C'est aussi ce qu'on préfère proposer aux familles avec de jeunes enfants, ou à ceux qui arrivent tard le premier soir et veulent juste se dégourdir les jambes avant le dîner : pas besoin de prendre la voiture, on chausse ses baskets à la porte du gîte et on part directement. Les plus courageux enchaînent ensuite, le lendemain, avec une vraie sortie plus longue vers le vignoble ou vers les gorges du Dourdou ; les autres se contentent de ce tour du soir, verre de vin de Marcillac à la clé au retour.

Pour ceux qui veulent aller plus loin sans forcément suivre le balisage GR, tout le réseau de chemins communaux et de sentiers inscrits au PDIPR (le plan départemental des itinéraires de promenade et de randonnée) est accessible aux alentours, entre causses, bois de chênes et vallons encaissés. On recommande de toujours partir avec une carte IGN ou une application de randonnée à jour : le balisage local est bon, mais il ne remplace pas un vrai fond de carte quand on quitte les sentiers les plus fréquentés.
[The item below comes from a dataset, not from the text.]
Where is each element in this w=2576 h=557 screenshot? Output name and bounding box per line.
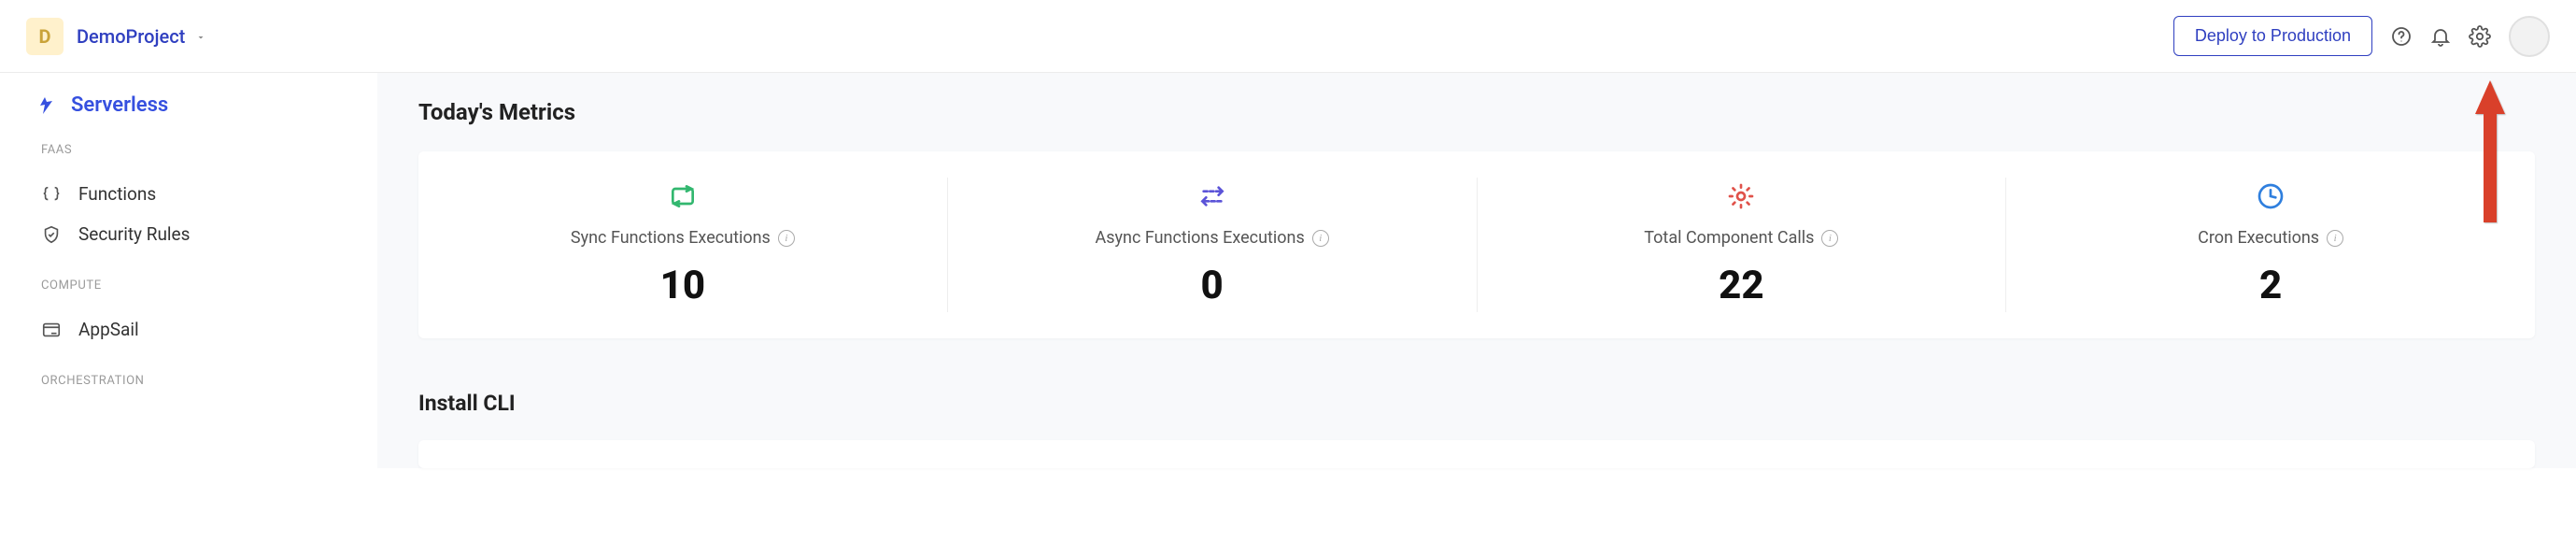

Les offices de tourisme de Conques-Marcillac et de Rodez Agglomération éditent chaque année des fiches de randonnée gratuites, très bien faites, qu'on garde volontiers à disposition de nos hôtes.

La vélo-route du Dourdou, pour ceux qui préfèrent deux roues

Tout le monde n'a pas envie de marcher, et c'est très bien ainsi : la vélo-route du Dourdou suit la rivière sur une partie de son cours, avec un profil globalement roulant qui convient aux familles comme aux cyclotouristes plus aguerris. On la conseille souvent en complément d'une randonnée, un jour de repos pour les jambes où l'on découvre la vallée sous un autre angle, au fil de l'eau plutôt qu'en crête. Beaucoup de nos hôtes viennent d'ailleurs avec leur propre vélo, chargé sur le toit de la voiture, pour enchaîner les deux façons d'explorer la région.

Nos conseils pratiques avant de partir

En Aveyron, le climat peut changer vite, surtout sur les crêtes exposées : on part toujours avec une petite laine et une veste coupe-vent, même en plein été, et beaucoup d'eau, car les sources et fontaines ne sont pas systématiques sur les longues étapes. Les mois de mai-juin et septembre-octobre restent nos préférés pour randonner : les journées sont encore longues, la chaleur moins écrasante que début août, et le vignoble de Marcillac est particulièrement beau aux vendanges. Question chaussures, une bonne paire de chaussures de randonnée basses suffit largement pour nos sentiers et pour les étapes du GR62 telles qu'elles sont décrites dans le topoguide officiel : pas besoin de grosses chaussures montantes, sauf si vous comptez sortir des sentiers balisés.

Dernier conseil, et pas des moindres : pensez au retour. Le GR62 se marche dans les deux sens, mais si vous ne faites qu'une étape à la journée sans faire de boucle, il faut prévoir comment revenir à votre point de départ. Sur la partie qui nous intéresse le plus, entre Marcillac-Vallon et Conques, une ligne de bus régionale dessert certains points du parcours d'avril à octobre, avec quelques allers-retours quotidiens ; on se renseigne toujours à jour auprès de l'office de tourisme avant de partir, les horaires pouvant changer d'une saison à l'autre. Sinon, la solution la plus simple reste souvent de laisser une voiture à chaque bout, ou de nous demander conseil : on connaît la plupart des parkings de départ par cœur.